Ho sentito dire che, venuto il momento, il monaco entra nel padiglione della ragazza, la deflora con la mano e raccoglie “le primizie” nel vino. Si dice anche che il padre e la madre, i parenti e i vicini se ne cospargano la fronte o, addirittura, che lo bevano. Alcuni sostengono persino che il monaco si unisce di fatto alla ragazza, altri no. Siccome ai cinesi non è permesso essere testimoni di questi fatti, non si può sapere l’esatta verità.

Quando sta per spuntare il giorno i monaci vengono riaccompagnati, con portantine, parasoli e musica. Occorre poi riscattare la giovane dal monaco con offerte di stoffe e seta, altrimenti lei sarà per sempre di sua proprietà e non potrà sposare nessun altro.
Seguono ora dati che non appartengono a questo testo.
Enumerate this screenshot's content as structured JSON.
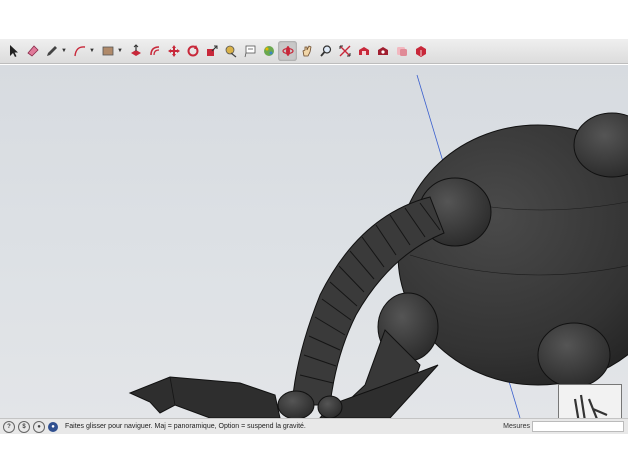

Quello cui ho assistito è accaduto la sesta notte della quarta luna dell’anno ting-yeou del periodo ta-työ (28 aprile 1297).

Prima di questo rito, padre, madre e figlia dormono nella stessa stanza, poi la figlia è esclusa dall’appartamento e va dove vuole, senza costrizioni e sorveglianza. Per quanto riguarda il matrimonio, benché ci sia l’usanza di regalare stoffe, si tratta di una formalità senza importanza. Molti hanno avuto rapporti illeciti con colei che poi sposeranno.

Ciò non è oggetto di vergogna, men che meno di stupore. La notte del chen-t’an possono esserci più di dieci famiglie, nella stessa via, che compiono la cerimonia; in città, quelli che precedono i bonzi o i taoisti si incrociano per strada. Non vi è angolo dove non si senta il suono della musica.

*Zhou Daguan (1266 – 1346) è stato un diplomatico cinese sotto l’imperatore Chengzong della dinastia Yuan. Non fu il primo e neanche l’ultimo rappresentante cinese a visitare la Cambogia. Ma il suo resoconto dettagliato è giunto fino a noi.